„Hexenseele“ mit Heiserkeit

Kabarettistin und jot w.d.-Kolumnistin Dagmar Gelbke gibt zu, eine Streberin zu sein und muss mal eben die Klappe halten

Ich bin sprachlos! Für die schwere Geburt meiner ersten Hausarbeit im Fernstudium an der Uni Hagen „Kabarett als Medium“ (die jot w.d.-Leser werden es nicht mehr hören können) hat mir der betreuende Professor eine Eins gegeben. Eine EINS! Uff, das tat gut, auch wenn wohl nun endgültig klar ist, dass ich schon immer eine Streberin war, sozusagen vom „Weiterbildungsdrang gequält“, wie mein Kollege Uwe Karpa (Oberpfleger Brenneke aus „alpha-team“) in einem Kabarettlied singt.

Okay, vielleicht hatte ich ja bei dem jungen Professor (Ich gebe zu, dass er auf mich sehr sexy wirkt, auch, wenn ich ihn nur aus emails und einem einzigen Telefonat kenne.) einfach nur einen Altersbonus.

Etwa so, wie ich bei meinen „Oderhähnen“ inzwischen „Bestandsschutz“ genieße. Unser Wolfgang Flieder drückt das jedenfalls liebevoll so aus. Aber zeigt dieses Top- Ergebnis nicht auch, dass so eine Sympathie zum „Meister“ zu Höchstleistungen anspornen kann – egal, in welchem Alter man ist? Das scheint auch meiner Tochter Paula in Spanien so zu gehen. Sie redet zwar nicht darüber, aber ein altes Muttertier merkt doch, was los ist. Sie ist verliebt in einen ihrer Mitbewohner, und nun hat sie tolle Pläne, sich in Spanien selbständig zu machen, eine Yogalehrerausbildung zu absolvieren und eine Yogapension zu eröffnen. Dass sie mich nicht wirklich einbindet in ihre Zukunft, tut mir zwar weh, aber das ist wohl verständlich. Denn sie behauptet, jeder meiner kritischen Hinweise auf Wirtschaftskrise und Studentenrevolten in Spanien, die dazu dienen sollen, dass sie nicht abhebt oder sich verrennt, seien eine Manifestation, die das Universum umsetzt. Weil ich eben eine Jahrtausendalte Hexenseele hätte ...

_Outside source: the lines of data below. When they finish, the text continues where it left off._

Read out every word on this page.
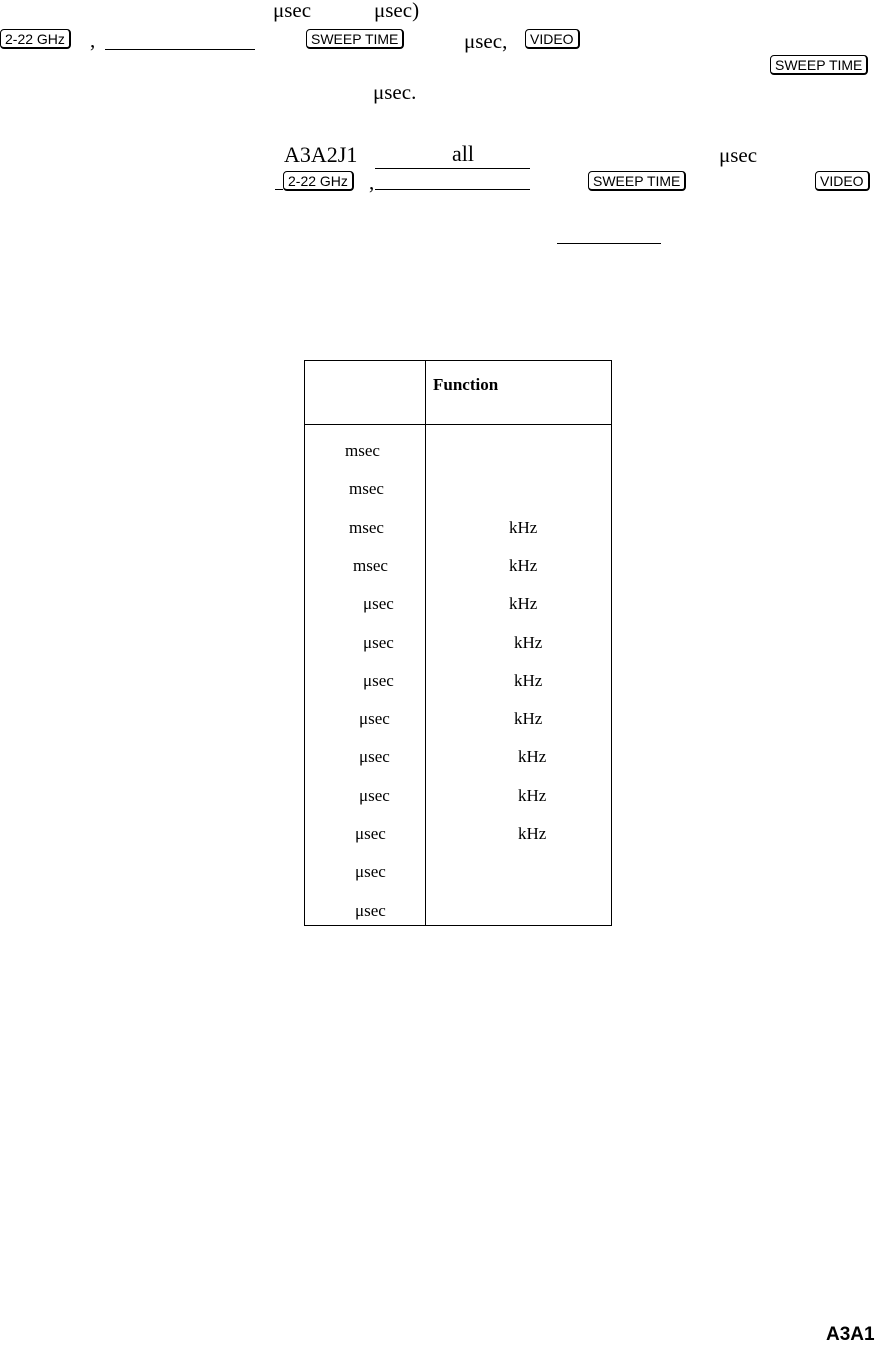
μsec	μsec)
2-22 GHz ,	SWEEP TIME	μsec,	VIDEO
SWEEP TIME
μsec.
A3A2J1	all	μsec
2-22 GHz ,	SWEEP TIME	VIDEO
Function
msec
msec
msec	kHz
msec	kHz
μsec	kHz
μsec	kHz
μsec	kHz
μsec	kHz
μsec	kHz
μsec	kHz
μsec	kHz
μsec
μsec
A3A1
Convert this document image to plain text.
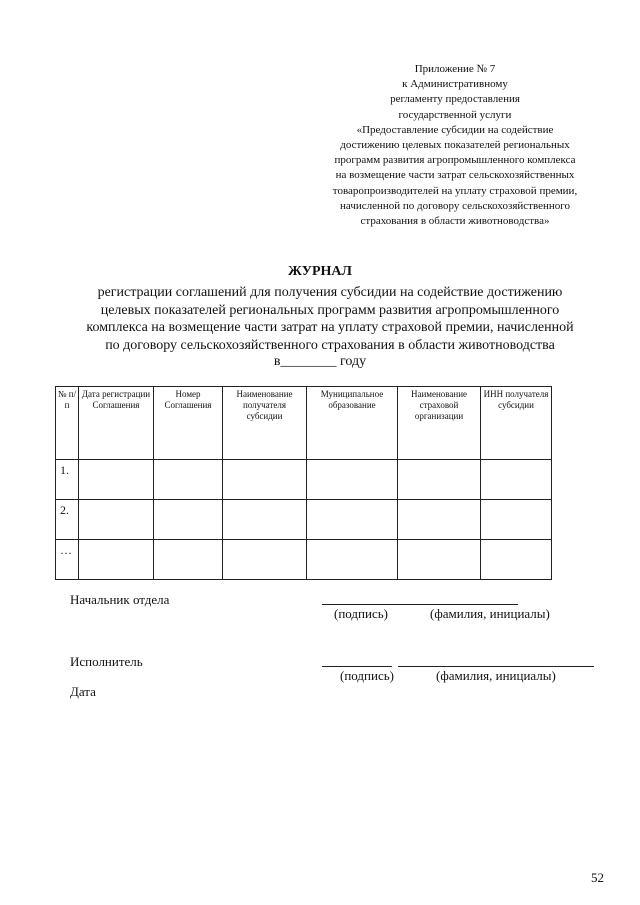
Приложение № 7
к Административному
регламенту предоставления
государственной услуги
«Предоставление субсидии на содействие
достижению целевых показателей региональных
программ развития агропромышленного комплекса
на возмещение части затрат сельскохозяйственных
товаропроизводителей на уплату страховой премии,
начисленной по договору сельскохозяйственного
страхования в области животноводства»
ЖУРНАЛ
регистрации соглашений для получения субсидии на содействие достижению
целевых показателей региональных программ развития агропромышленного
комплекса на возмещение части затрат на уплату страховой премии, начисленной
по договору сельскохозяйственного страхования в области животноводства
в________ году
№ п/п	Дата регистрации Соглашения	Номер Соглашения	Наименование получателя субсидии	Муниципальное образование	Наименование страховой организации	ИНН получателя субсидии
1.						
2.						
…						
Начальник отдела
(подпись)	(фамилия, инициалы)
Исполнитель
(подпись)	(фамилия, инициалы)
Дата
52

Nun also bin ich irgendwie mundtot, genau genommen sprachlos. Im wahrsten Sinne des Wortes. Seit Wochen, eigentlich seit Paulas Entschluss, in Spanien bleiben zu wollen, quält mich Heiserkeit. Ich fiel in totale Panik, nachdem Sängerkollege Bert Beel erschrocken sagte: „Lass dich ordentlich untersuchen. Das könnte was viel Schlimmeres sein.“ Sofort fiel mir mein Cousin Peter ein (Kehlkopfkrebs). Dann war da noch im Zug die Begegnung mit zwei alten Damen, die miteinander sprachen bzw. krächzten: „Bei mir schließen die Stimmlippen nicht mehr, das ist im Alter so.“ Ich also zum Arzt. Aber die Ärzte fanden nichts, verschrieben homöopathische Tropfen. Dann war plötzlich die Kehlkopfentzündung da. Da verschrieben sie Antibiotika. Kurz darauf waren die Stimmbänder entzündet. Nun nehme ich Cortison.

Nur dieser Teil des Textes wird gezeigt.